Playing outdoors can save children’s sight
For the sake of their eyesight, Australian children need to put down those devices and head outdoors.
NEW RESEARCH shows that kids need to spend about three hours outside each day to prevent the onset of myopia, or short-sightedness.
“We now know that getting less than 60 minutes outdoor light exposure per day is a risk factor for myopia,” Associate Professor Scott Read, from Queensland University of Technology, said. “Children need to spend more than an hour and preferably at least two hours a day outside to help prevent myopia from developing and progressing.”
Scott is now researching the characteristics of outdoor light that make it more beneficial to sight than indoor light. “The intensity of outdoor light is much brighter than indoors,” he said. “We measure light in terms of ‘lux’. Typical indoor lighting is 300--500 lux, but outside on a winter’s day it’s about 10,000 lux. On a bright summer’s day, it can be 100,000 lux or higher.”

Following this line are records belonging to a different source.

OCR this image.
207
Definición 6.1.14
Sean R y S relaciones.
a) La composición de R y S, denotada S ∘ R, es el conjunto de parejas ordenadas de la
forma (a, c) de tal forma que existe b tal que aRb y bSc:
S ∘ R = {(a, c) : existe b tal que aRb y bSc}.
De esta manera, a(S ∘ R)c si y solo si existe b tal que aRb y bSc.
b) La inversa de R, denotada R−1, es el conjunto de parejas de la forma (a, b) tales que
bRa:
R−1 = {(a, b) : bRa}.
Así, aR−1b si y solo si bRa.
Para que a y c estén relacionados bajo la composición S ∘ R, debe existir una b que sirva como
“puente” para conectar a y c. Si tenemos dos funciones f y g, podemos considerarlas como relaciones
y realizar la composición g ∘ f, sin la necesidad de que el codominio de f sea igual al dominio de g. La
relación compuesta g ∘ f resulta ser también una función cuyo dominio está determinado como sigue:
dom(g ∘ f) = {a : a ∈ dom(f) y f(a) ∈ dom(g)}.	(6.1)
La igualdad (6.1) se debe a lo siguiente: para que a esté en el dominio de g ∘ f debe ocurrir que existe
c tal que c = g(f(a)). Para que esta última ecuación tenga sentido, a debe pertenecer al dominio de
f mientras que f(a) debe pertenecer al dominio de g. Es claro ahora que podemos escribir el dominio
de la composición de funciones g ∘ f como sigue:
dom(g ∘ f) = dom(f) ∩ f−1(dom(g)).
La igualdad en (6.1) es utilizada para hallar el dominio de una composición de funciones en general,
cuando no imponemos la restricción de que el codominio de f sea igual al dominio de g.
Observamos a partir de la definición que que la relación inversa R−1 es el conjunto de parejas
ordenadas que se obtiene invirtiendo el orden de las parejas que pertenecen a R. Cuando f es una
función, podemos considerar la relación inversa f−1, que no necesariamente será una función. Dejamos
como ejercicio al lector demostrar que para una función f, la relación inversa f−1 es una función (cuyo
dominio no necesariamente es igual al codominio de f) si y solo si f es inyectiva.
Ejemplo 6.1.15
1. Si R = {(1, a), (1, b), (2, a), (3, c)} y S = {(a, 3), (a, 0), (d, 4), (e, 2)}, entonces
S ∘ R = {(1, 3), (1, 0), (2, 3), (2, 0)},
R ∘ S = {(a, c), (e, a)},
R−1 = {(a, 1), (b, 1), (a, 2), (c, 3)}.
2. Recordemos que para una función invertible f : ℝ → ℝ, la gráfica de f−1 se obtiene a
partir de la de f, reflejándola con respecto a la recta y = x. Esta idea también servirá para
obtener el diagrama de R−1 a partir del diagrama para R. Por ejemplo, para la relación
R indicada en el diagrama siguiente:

Scott said the theory he and his fellow researchers are now working on is that it’s this brightness of outdoor light that can be beneficial to the human eye. Another factor the study is looking at is the spectrum of outdoor light – how the difference in wavelengths may also have an impact.
“We’re not 100 per cent sure yet whether light exposure is more effective in the morning, afternoon or the middle of the day, so understanding the spectrum will help guide us,” Scott said.
A cultural shift
Scott said a cultural shift to an indoor lifestyle has contributed to growing numbers of myopia in children. “It could partly be the rise in the use of devices, but the main impact is the amount of time kids are spending indoors,” he explained.
Studies into myopia in South East Asian countries – including Singapore and Hong Kong – have shown a huge prevalence of myopia, with up to 80 per cent of teenagers in the region suffering from the disorder. “When the level of outdoor activity between Australian and Singapore was compared, there was much more time spent outside by Australian children,” Scott said. “Now we need to find out how that light actually affects the eye growth and the vascular structure at the back of the eye.
“This vascular structure – called the choroid – changes as people become more short-sighted, and it can change fairly quickly. The tissue can expand or contract, and with short-sightedness it gets thinner as you become more short-sighted. Our preliminary findings also suggest that children who have greater light exposure each day tend to show less thinning of the choroid.”